ArqXP: De que forma acredita que a arte pode transformar as cidades?
AF: Eu acho que a arte pode transformar a cidade de todas as maneiras – e, claro, no bom sentido. Digo porque a cidade já é uma correria insana diariamente. Todo mundo correndo de um lado pro outro, sem tempo, sem olhar pros lados. A partir do momento em que colocamos um mural nesse caos, parece que brota uma sensibilidade sei lá de onde. As pessoas param para olhar, tentar entender o que é ou então fica no subconsciente e algum momento ela vai resgatar aquilo. Arte nos dá sensibilidade, nos trás uma certa calma, um refúgio. Então, a partir do momento que abrimos as portas de uma cidade para colocar arte, é quase como abrir a janela da alma. Além de incentivar a outras pessoas que nunca imaginaram a começar a produzir arte. O espaço é público, a cidade é nossa. Foi feita para nós. Então, nada mais justo do que ocupa-las com nossa expressão mais ampla.
ArqXP: De que maneira acredita que seu trabalho pode contribuir para uma paisagem mais bonita e mais amigável?
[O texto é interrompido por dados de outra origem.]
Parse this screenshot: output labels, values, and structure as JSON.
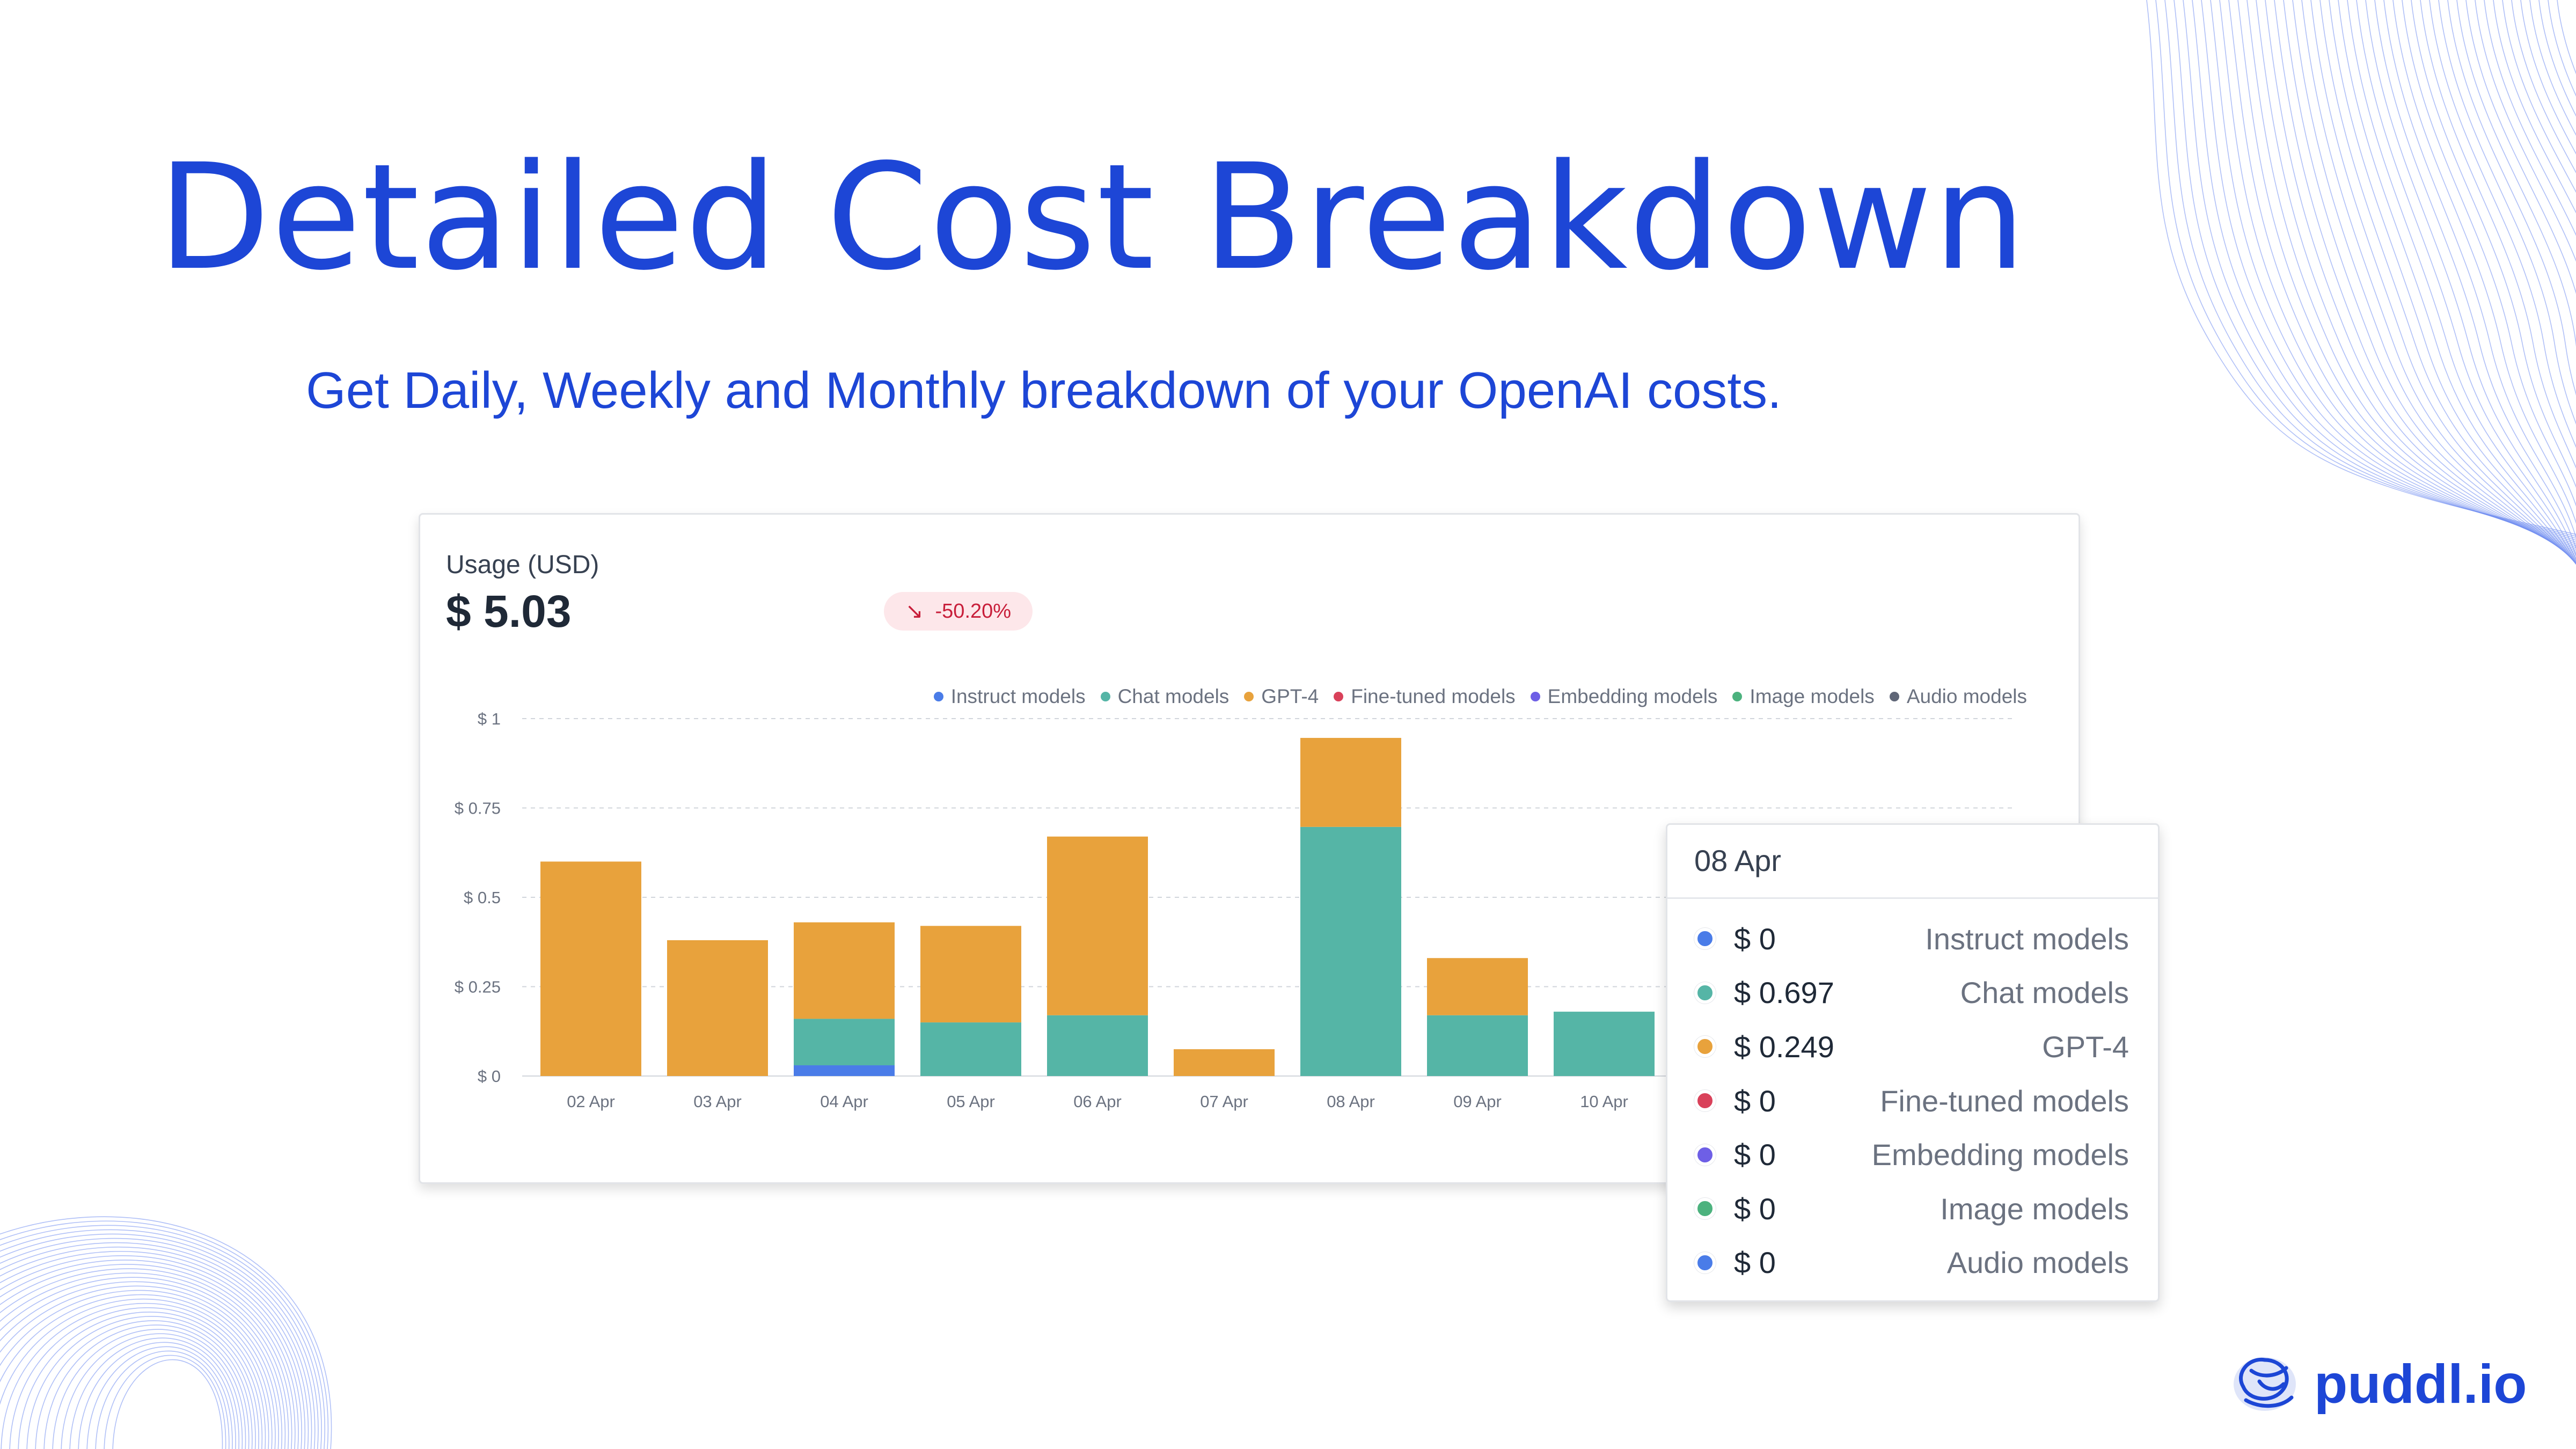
{
  "title": "Detailed Cost Breakdown",
  "subtitle": "Get Daily, Weekly and Monthly breakdown of your OpenAI costs.",
  "card": {
    "label": "Usage (USD)",
    "total": "$ 5.03",
    "delta": "-50.20%",
    "delta_icon": "trend-down-arrow-icon"
  },
  "colors": {
    "instruct": "#4a7ce8",
    "chat": "#55b5a6",
    "gpt4": "#e8a23c",
    "finetuned": "#d9415a",
    "embedding": "#6e5fe6",
    "image": "#4cb27e",
    "audio": "#5f6677",
    "accent": "#1d46d6"
  },
  "legend": [
    {
      "label": "Instruct models",
      "color": "#4a7ce8"
    },
    {
      "label": "Chat models",
      "color": "#55b5a6"
    },
    {
      "label": "GPT-4",
      "color": "#e8a23c"
    },
    {
      "label": "Fine-tuned models",
      "color": "#d9415a"
    },
    {
      "label": "Embedding models",
      "color": "#6e5fe6"
    },
    {
      "label": "Image models",
      "color": "#4cb27e"
    },
    {
      "label": "Audio models",
      "color": "#5f6677"
    }
  ],
  "chart_data": {
    "type": "bar",
    "stacked": true,
    "title": "Usage (USD)",
    "xlabel": "",
    "ylabel": "",
    "ylim": [
      0,
      1
    ],
    "yticks": [
      0,
      0.25,
      0.5,
      0.75,
      1
    ],
    "ytick_labels": [
      "$ 0",
      "$ 0.25",
      "$ 0.5",
      "$ 0.75",
      "$ 1"
    ],
    "grid": true,
    "legend_position": "top-right",
    "categories": [
      "02 Apr",
      "03 Apr",
      "04 Apr",
      "05 Apr",
      "06 Apr",
      "07 Apr",
      "08 Apr",
      "09 Apr",
      "10 Apr"
    ],
    "series": [
      {
        "name": "Instruct models",
        "color": "#4a7ce8",
        "values": [
          0,
          0,
          0.03,
          0,
          0,
          0,
          0,
          0,
          0
        ]
      },
      {
        "name": "Chat models",
        "color": "#55b5a6",
        "values": [
          0,
          0,
          0.13,
          0.15,
          0.17,
          0,
          0.697,
          0.17,
          0.18
        ]
      },
      {
        "name": "GPT-4",
        "color": "#e8a23c",
        "values": [
          0.6,
          0.38,
          0.27,
          0.27,
          0.5,
          0.075,
          0.249,
          0.16,
          0
        ]
      }
    ]
  },
  "tooltip": {
    "date": "08 Apr",
    "rows": [
      {
        "amount": "$ 0",
        "model": "Instruct models",
        "color": "#4a7ce8"
      },
      {
        "amount": "$ 0.697",
        "model": "Chat models",
        "color": "#55b5a6"
      },
      {
        "amount": "$ 0.249",
        "model": "GPT-4",
        "color": "#e8a23c"
      },
      {
        "amount": "$ 0",
        "model": "Fine-tuned models",
        "color": "#d9415a"
      },
      {
        "amount": "$ 0",
        "model": "Embedding models",
        "color": "#6e5fe6"
      },
      {
        "amount": "$ 0",
        "model": "Image models",
        "color": "#4cb27e"
      },
      {
        "amount": "$ 0",
        "model": "Audio models",
        "color": "#4a7ce8"
      }
    ]
  },
  "brand": {
    "name": "puddl.io",
    "logo_icon": "puddl-logo-icon"
  }
}
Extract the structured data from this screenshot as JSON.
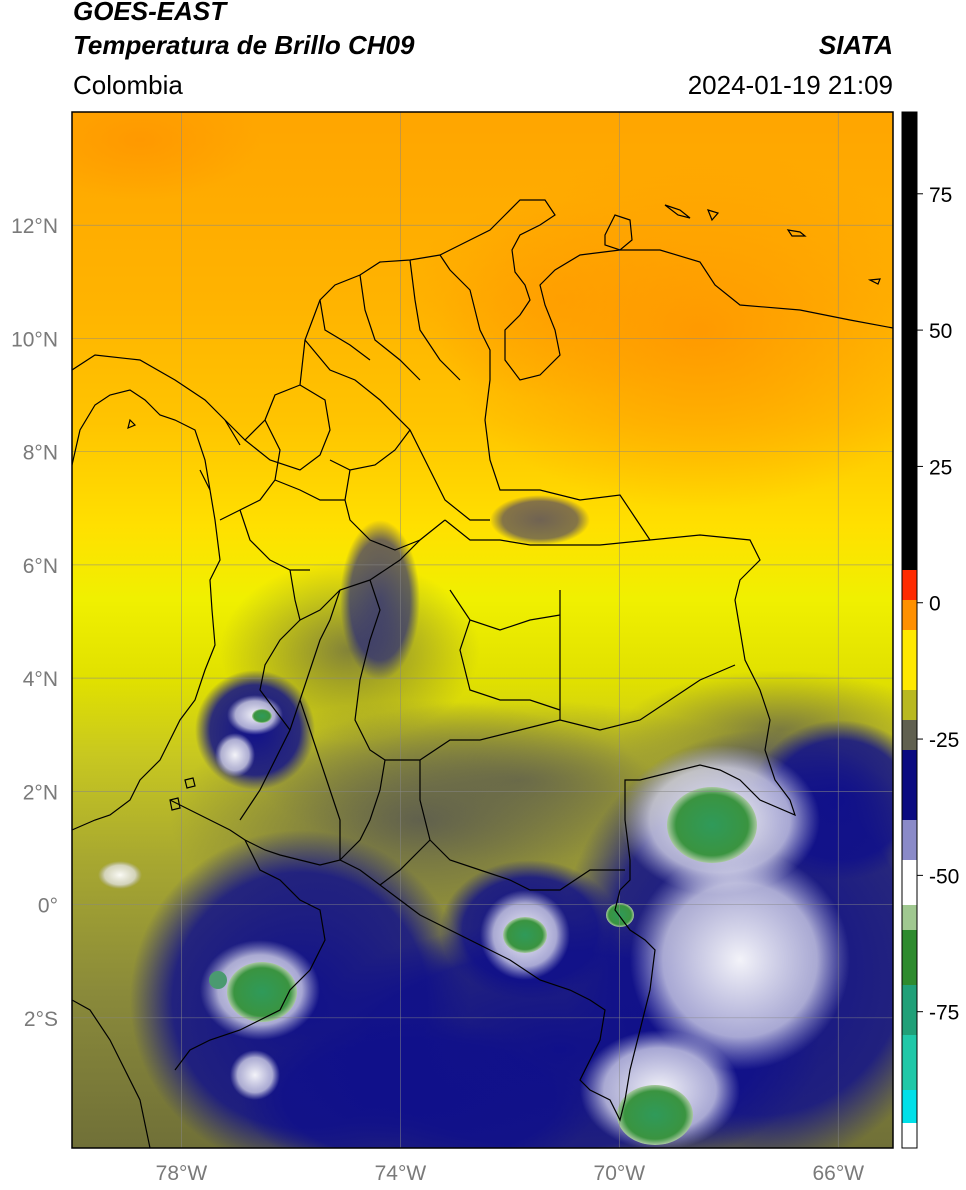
{
  "header": {
    "satellite": "GOES-EAST",
    "product": "Temperatura de Brillo CH09",
    "organization": "SIATA",
    "region": "Colombia",
    "datetime": "2024-01-19 21:09"
  },
  "axes": {
    "lat_labels": [
      "12°N",
      "10°N",
      "8°N",
      "6°N",
      "4°N",
      "2°N",
      "0°",
      "2°S"
    ],
    "lat_values": [
      12,
      10,
      8,
      6,
      4,
      2,
      0,
      -2
    ],
    "lon_labels": [
      "78°W",
      "74°W",
      "70°W",
      "66°W"
    ],
    "lon_values": [
      -78,
      -74,
      -70,
      -66
    ],
    "lat_range": [
      -4.3,
      14.0
    ],
    "lon_range": [
      -80.0,
      -65.0
    ]
  },
  "colorbar": {
    "tick_labels": [
      "75",
      "50",
      "25",
      "0",
      "-25",
      "-50",
      "-75"
    ],
    "tick_values": [
      75,
      50,
      25,
      0,
      -25,
      -50,
      -75
    ],
    "range": [
      -100,
      90
    ],
    "colors": {
      "above_10": "#000000",
      "orange_red": "#ff2a00",
      "orange": "#ffa000",
      "yellow": "#ffff00",
      "olive": "#b8b820",
      "dark_gray": "#555555",
      "navy": "#0a0a80",
      "white": "#ffffff",
      "green": "#2e8b2e",
      "teal": "#20c8a0",
      "cyan": "#00e0e8"
    }
  },
  "colors": {
    "coastline": "#000000",
    "gridline": "#888888",
    "frame": "#000000"
  }
}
AF: Não acho que só o meu trabalho possa ajudar a contribuir com a paisagem, mas acho que arte pode ajudar. Claro, a gente vê uma arte por aí, muitas vezes, por encomenda, ou daquela maneira meio que em produção em escala, que perde todo o sentido que a arte tem que ter. Então, esses artistas que “se vendem” para ideias que fogem da arte, vamos esquece-los por enquanto (rindo), mas falando da minha arte, acredito que ela pode contribuir para o meio, esteticamente falando, por carregar uma boa combinação de elementos e paleta de cores. Quando conseguimos harmonizar bem isso num trabalho, trás uma suavidade e ao mesmo tempo acerta em cheio. Além disso, acho que a reflexão que ela pode causar, com essa pegada mais mística e mais inconsciente, é importante. Fazer refletir, pensar, lembrar, concluir o que aqueles elementos estão interligados em suas vidas ou em algum ponto. Acredito que quando crio mundos, que mesmo parecendo imaginários ou com essas deusas ancestrais, é como se todos que a contemplam tenham uma Áurea, uma benção, uma proteção.